Over three-in-ten decision makers have doubts about skills in automation and robotics
Over half (55%) of manufacturing decision makers admit that their organisation is failing to invest in training on the use of new technologies. This is according to research findings by Visual Components, polling respondents in the UK, US, Germany and France.
To add to this concern, almost a third (32%) don’t believe that the majority of their workforce are skilled in using automation and robotics in the manufacturing environment, reflecting the potential consequences of not prioritising training programmes.
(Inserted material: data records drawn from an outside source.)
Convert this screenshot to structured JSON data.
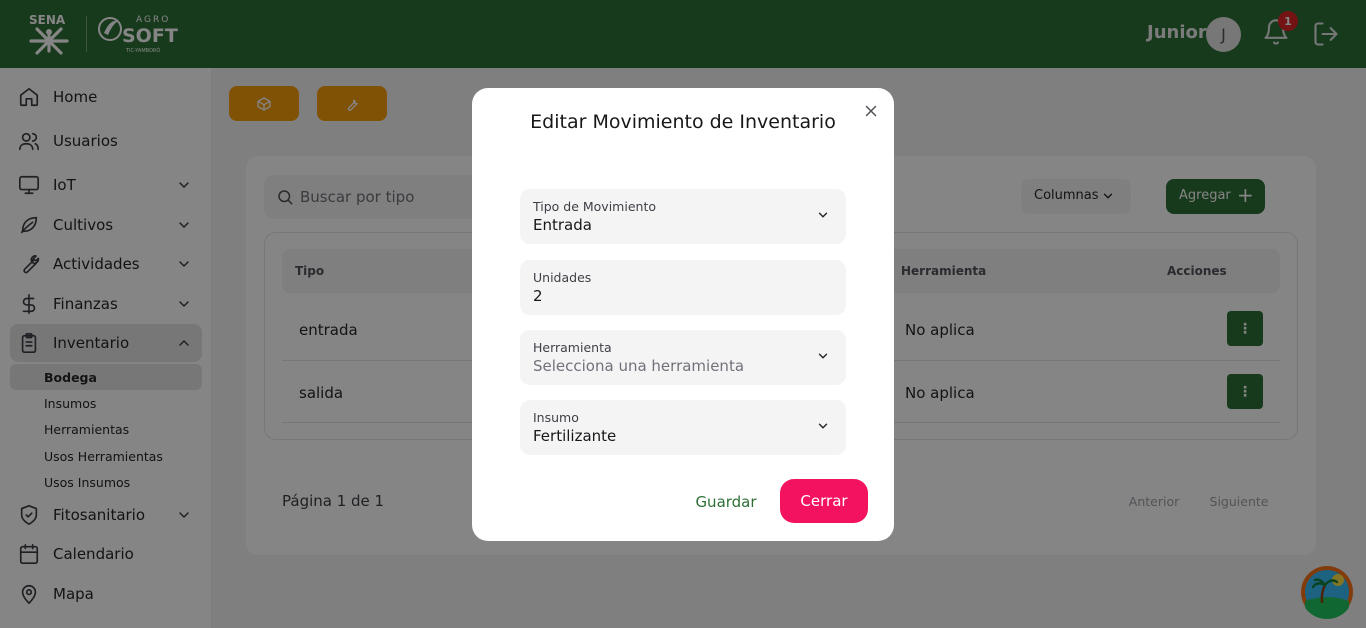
{
  "header": {
    "logo_sena": "SENA",
    "logo_agro_top": "AGRO",
    "logo_agro_main": "SOFT",
    "logo_agro_sub": "TIC-YAMBORÓ",
    "user_name": "Junior",
    "avatar_initial": "J",
    "notification_count": "1",
    "bell_icon": "bell-icon",
    "logout_icon": "logout-icon"
  },
  "sidebar": {
    "items": [
      {
        "label": "Home",
        "icon": "home-icon"
      },
      {
        "label": "Usuarios",
        "icon": "users-icon"
      },
      {
        "label": "IoT",
        "icon": "monitor-icon"
      },
      {
        "label": "Cultivos",
        "icon": "leaf-icon"
      },
      {
        "label": "Actividades",
        "icon": "wrench-icon"
      },
      {
        "label": "Finanzas",
        "icon": "dollar-icon"
      },
      {
        "label": "Inventario",
        "icon": "clipboard-icon"
      },
      {
        "label": "Fitosanitario",
        "icon": "shield-icon"
      },
      {
        "label": "Calendario",
        "icon": "calendar-icon"
      },
      {
        "label": "Mapa",
        "icon": "map-pin-icon"
      }
    ],
    "sub_items": [
      "Bodega",
      "Insumos",
      "Herramientas",
      "Usos Herramientas",
      "Usos Insumos"
    ],
    "active_sub": "Bodega"
  },
  "main": {
    "search_placeholder": "Buscar por tipo",
    "columns_label": "Columnas",
    "add_label": "Agregar",
    "table": {
      "headers": {
        "tipo": "Tipo",
        "herramienta": "Herramienta",
        "acciones": "Acciones"
      },
      "rows": [
        {
          "tipo": "entrada",
          "herramienta": "No aplica"
        },
        {
          "tipo": "salida",
          "herramienta": "No aplica"
        }
      ],
      "action_glyph": "⋮"
    },
    "pager": {
      "text": "Página 1 de 1",
      "prev": "Anterior",
      "next": "Siguiente"
    }
  },
  "modal": {
    "title": "Editar Movimiento de Inventario",
    "fields": [
      {
        "label": "Tipo de Movimiento",
        "value": "Entrada",
        "placeholder": false
      },
      {
        "label": "Unidades",
        "value": "2",
        "placeholder": false
      },
      {
        "label": "Herramienta",
        "value": "Selecciona una herramienta",
        "placeholder": true
      },
      {
        "label": "Insumo",
        "value": "Fertilizante",
        "placeholder": false
      }
    ],
    "save_label": "Guardar",
    "close_label": "Cerrar"
  },
  "colors": {
    "brand_green": "#2e7036",
    "accent_orange": "#f59e0b",
    "danger_pink": "#f31260"
  }
}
However, 71% are at least fairly confident that their business has embraced Industry 4.0 concepts such as automation, artificial intelligence and real-time data, while 72% believe their current solutions allow workers to be at the centre of the production process, suggesting a level of misplaced confidence among business leaders.
The need to better utilise technology in the manufacturing environment is highlighted by the mistakes that are currently being made on the factory floor. As many as 24% of decision makers cite low flexibility for different jobs with a robot, poor layout design (20%) and a wrong focus point (16%) as some of the key errors made.
Although Industry 5.0 practices are already being adopted in the industry, only 18% of decision makers say they have a very good understanding of the concept, while only 29% have made significant or good progress in their digital transformation roadmaps, which is critical for Industry 5.0 progress. Decision makers do believe however that automation and robotics is the most important to build or redesign the factories of the future (29%), highlighting the importance of eradicating errors and increasing efficiency as new robots are incorporated.
“Many manufacturing organisations are failing to invest in the right technology and associated training to support employees. Simulation software can for example reduce the likelihood of mistakes when implementing robotics and/or automation, and will help build understanding of Industry 5.0 concepts as the factories of the future are designed and the Industry 4.0 era comes to an end,” said Mikko Urho, CEO at Visual Components.
Although over eight-in-ten (85%) manufacturing organisations currently use simulation software or have plans to do so in the future, less than one-in-five (18%) state that it is easy-to-use for all employees, further highlighting the importance of choosing the right solution and integrating effective training for staff.